AFTAC had a major initiative for a next generation all digital, integrated worldwide seismic network with software to store and process the seismic signals, be able to identify and classify seismic events and most importantly be able to detect nuclear seismic events. What was the next step in pushing the technological envelope in detecting underground nuclear events. One concern was that a foreign power could set up an underground nuclear test site in a geologically unstable region that typically produced a number of strong earthquakes and then explode the nuclear device during an earthquake in order to hide the nuclear event. A good seismic analyst can visually separate out multiple seismic events occurring at the same time, but what if the signal for a nuclear seismic event was hidden in signal of a much more powerful natural earthquake.

In 1980 I began to work full time as a FORTRAN programmer writing software to plot seismic signals as orthogonal drawing and the inputting of seismic data from paper tape readers into a digital waveform editor. I shared my office with the Geophysics division's IT personel and a captain working on the design for the next generation digital worldwide seismic network. Many meeting took place in our office and I got involved as a systems engineer in the old understanding of the term. I had a multidisciplinary background in Electrical Engineering, mathematics, physics, computer science and I was a seismologist trained to detect nuclear events. I helped communicate ideas from people in one specialty to another. I studied AI, Artificial Intelligence, but spent much more time on what is now considered Machine Learning. I took particular trouble to master the underlying mathematics relevant to Machine Learning at that time; signal processing, probability, statistics, matrix algebra and control theory.

1986- Complex Systems Theory

The first half of the Eighties saw the introduction of chaos theory to the scientific community at large. I was particularly captivated by Stephen Wolfram’s work with Cellular Automta. In 1986 I moved to Champaign, Illinois only to discover that he was at the new Center for Complex Systems Research. I had several of the most interesting and important conversations I have ever had with anyone. Wolfram was interested in my research into extending tetration to the complex numbers. Since tetration displays chaos, defining tetration for the complex numbers would be the first example of an exact continuous solution for a chaotic equation.

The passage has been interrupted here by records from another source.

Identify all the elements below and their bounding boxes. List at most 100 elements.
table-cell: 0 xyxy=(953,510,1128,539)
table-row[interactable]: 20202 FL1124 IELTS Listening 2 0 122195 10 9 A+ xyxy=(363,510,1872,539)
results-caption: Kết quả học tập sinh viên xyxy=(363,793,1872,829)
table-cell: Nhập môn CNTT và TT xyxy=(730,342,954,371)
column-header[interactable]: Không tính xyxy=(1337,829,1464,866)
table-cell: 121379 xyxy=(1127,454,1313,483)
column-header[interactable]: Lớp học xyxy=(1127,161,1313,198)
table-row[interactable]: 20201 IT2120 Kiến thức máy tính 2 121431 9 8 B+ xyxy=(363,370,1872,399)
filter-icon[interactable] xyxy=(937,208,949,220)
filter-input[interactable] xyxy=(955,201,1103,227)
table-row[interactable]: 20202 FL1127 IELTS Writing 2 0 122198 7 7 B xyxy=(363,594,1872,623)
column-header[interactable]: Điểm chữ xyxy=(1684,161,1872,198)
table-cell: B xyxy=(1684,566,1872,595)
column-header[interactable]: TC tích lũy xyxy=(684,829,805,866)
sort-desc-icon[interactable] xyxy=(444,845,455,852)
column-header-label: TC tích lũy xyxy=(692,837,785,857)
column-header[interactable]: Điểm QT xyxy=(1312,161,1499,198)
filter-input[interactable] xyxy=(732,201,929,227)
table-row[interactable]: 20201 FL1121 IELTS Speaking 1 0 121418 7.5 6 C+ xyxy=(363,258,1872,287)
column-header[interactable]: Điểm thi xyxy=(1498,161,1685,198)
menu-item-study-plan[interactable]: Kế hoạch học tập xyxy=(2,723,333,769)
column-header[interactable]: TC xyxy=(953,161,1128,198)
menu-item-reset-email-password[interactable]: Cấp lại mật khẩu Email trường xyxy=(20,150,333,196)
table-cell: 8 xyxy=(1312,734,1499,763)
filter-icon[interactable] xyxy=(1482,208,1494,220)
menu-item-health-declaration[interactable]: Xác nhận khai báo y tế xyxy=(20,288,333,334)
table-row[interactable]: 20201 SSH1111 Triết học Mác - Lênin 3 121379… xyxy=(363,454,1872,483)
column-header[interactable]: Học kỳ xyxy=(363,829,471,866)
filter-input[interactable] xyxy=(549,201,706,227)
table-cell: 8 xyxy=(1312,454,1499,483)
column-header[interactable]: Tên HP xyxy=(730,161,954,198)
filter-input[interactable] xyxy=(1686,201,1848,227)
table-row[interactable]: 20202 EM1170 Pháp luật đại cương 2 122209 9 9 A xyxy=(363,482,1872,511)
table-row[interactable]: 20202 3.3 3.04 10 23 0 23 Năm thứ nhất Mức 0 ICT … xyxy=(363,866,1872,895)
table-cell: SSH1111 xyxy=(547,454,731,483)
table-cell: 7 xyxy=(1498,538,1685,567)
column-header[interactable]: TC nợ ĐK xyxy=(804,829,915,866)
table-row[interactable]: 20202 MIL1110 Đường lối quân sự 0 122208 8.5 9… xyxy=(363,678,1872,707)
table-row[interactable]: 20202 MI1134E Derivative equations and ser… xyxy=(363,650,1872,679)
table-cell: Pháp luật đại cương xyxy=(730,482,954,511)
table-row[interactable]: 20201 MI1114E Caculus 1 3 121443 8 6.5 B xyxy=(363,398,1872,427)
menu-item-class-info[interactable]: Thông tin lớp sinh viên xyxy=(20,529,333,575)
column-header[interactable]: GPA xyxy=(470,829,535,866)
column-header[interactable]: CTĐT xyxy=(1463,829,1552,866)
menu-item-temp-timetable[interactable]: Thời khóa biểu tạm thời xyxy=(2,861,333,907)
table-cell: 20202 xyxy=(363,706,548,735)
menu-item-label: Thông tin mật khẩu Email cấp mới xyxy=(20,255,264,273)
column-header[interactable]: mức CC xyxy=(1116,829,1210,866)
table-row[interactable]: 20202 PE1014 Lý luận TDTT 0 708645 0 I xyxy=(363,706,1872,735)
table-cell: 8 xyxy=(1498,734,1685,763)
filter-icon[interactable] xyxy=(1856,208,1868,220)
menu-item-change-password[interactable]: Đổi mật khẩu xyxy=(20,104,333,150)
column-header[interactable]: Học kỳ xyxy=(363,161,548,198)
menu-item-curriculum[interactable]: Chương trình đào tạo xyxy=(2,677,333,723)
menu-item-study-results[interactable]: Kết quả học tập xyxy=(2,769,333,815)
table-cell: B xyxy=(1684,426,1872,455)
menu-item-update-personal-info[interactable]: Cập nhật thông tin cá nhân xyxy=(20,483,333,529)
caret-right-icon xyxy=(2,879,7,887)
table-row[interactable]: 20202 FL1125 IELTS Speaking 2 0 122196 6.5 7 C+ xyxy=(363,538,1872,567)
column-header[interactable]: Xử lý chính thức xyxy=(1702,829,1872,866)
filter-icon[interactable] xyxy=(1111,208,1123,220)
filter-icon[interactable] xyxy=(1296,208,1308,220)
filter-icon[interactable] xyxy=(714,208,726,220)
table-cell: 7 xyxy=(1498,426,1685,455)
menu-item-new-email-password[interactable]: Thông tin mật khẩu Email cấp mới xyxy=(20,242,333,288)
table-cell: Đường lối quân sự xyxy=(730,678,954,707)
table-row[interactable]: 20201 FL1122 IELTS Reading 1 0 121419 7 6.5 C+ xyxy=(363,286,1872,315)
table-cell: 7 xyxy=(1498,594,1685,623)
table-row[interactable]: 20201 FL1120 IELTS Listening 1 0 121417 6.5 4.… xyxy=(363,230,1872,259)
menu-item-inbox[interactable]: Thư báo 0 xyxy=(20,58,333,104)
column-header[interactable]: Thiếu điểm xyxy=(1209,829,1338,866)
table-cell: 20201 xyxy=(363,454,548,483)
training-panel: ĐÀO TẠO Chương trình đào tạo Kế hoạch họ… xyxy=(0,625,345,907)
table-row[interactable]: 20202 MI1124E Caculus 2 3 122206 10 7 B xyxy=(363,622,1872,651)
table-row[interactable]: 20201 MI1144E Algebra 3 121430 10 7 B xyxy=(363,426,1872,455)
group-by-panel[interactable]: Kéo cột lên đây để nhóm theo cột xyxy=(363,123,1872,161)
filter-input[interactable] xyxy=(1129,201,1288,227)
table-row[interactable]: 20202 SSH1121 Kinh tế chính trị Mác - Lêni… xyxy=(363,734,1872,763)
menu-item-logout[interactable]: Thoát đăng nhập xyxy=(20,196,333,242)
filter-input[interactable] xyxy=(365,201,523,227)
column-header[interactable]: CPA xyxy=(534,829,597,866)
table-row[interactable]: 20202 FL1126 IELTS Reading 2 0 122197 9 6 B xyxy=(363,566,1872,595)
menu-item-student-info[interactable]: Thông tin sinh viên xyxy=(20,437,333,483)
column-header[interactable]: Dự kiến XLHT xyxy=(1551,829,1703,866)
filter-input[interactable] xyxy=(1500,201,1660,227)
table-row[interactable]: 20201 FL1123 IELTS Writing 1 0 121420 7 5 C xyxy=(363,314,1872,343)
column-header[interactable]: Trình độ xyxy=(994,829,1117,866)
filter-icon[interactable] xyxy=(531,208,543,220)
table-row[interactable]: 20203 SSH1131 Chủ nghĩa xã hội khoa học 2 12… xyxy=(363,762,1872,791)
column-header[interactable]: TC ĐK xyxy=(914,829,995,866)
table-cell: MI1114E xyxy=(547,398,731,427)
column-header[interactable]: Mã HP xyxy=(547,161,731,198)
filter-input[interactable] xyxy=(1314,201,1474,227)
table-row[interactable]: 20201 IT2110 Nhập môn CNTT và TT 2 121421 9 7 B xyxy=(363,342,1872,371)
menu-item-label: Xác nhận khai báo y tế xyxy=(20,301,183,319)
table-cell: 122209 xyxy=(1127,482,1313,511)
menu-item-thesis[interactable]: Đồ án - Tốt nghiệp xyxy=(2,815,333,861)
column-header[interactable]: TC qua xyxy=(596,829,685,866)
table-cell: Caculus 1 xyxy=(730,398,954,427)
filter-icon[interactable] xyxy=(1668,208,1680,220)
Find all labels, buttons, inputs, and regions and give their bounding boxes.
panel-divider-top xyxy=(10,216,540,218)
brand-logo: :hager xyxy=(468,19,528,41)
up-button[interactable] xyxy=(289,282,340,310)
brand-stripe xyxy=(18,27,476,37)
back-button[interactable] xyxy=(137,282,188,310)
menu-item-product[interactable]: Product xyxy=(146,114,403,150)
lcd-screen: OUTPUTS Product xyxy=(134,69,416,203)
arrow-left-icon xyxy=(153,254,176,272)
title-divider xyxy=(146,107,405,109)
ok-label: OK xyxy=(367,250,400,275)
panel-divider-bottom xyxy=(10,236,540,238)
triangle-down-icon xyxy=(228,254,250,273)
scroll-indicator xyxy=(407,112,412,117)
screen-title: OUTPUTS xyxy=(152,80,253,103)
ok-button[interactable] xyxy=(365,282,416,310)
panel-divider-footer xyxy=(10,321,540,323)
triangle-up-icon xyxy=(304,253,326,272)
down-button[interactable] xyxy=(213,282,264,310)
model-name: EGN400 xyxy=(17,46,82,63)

I’ve used the term “chaos theory”, but Wolfram pointed out that there is no chaos theory as a single discipline. Dynamics is not only a concept in physics, but a branch of mathematics. Wolfram commented that dynamics was fragmented into the study of many distinct dynamical systems. He questioned how physics could be unified when the underlying mathematics of dynamics wasn’t unified. Discrete dynamical systems like Cellular Automta and the Mandelbrot set do a great job of modeling chaotic and fractal systems through iteration and recursion. Many systems in physics are chaotic to some degree while many systems in biology are fractal. But hundreds of years of classical mathematics has been invested into continuous dynamical systems. This is in part due to physics appearing to be fundamentally continuous. Also, the laws of physics are most commonly represented as partial differential equations which typically have continuous solutions.

There are two accepted mathematical foundations for expressing any dynamical system in physics. They can be expressed as a partial differential equation or as an iterated function. Unfortunately this separation leads to dynamical models that are either good at representing chaotic behavior or are accessible via classical mathematics. If my research in defining tetration for complex numbers was correct then it would be an example of a dynamical system without this separation. This in turn could lead to insight into the continuous or fractional iteration of functions in general..

2 comments:

  1. hm, must be a cool thing to be so talanted in math

    ReplyDelete
  2. I have probably done more good as an educator than a researcher. The sum total output of my research is rather small. I would say the the thing I really excelled at was having a good time. In fact I believe that I had too good of a time, that I was too impressed with my own work because I am probably bipolar and experiencing hypomania.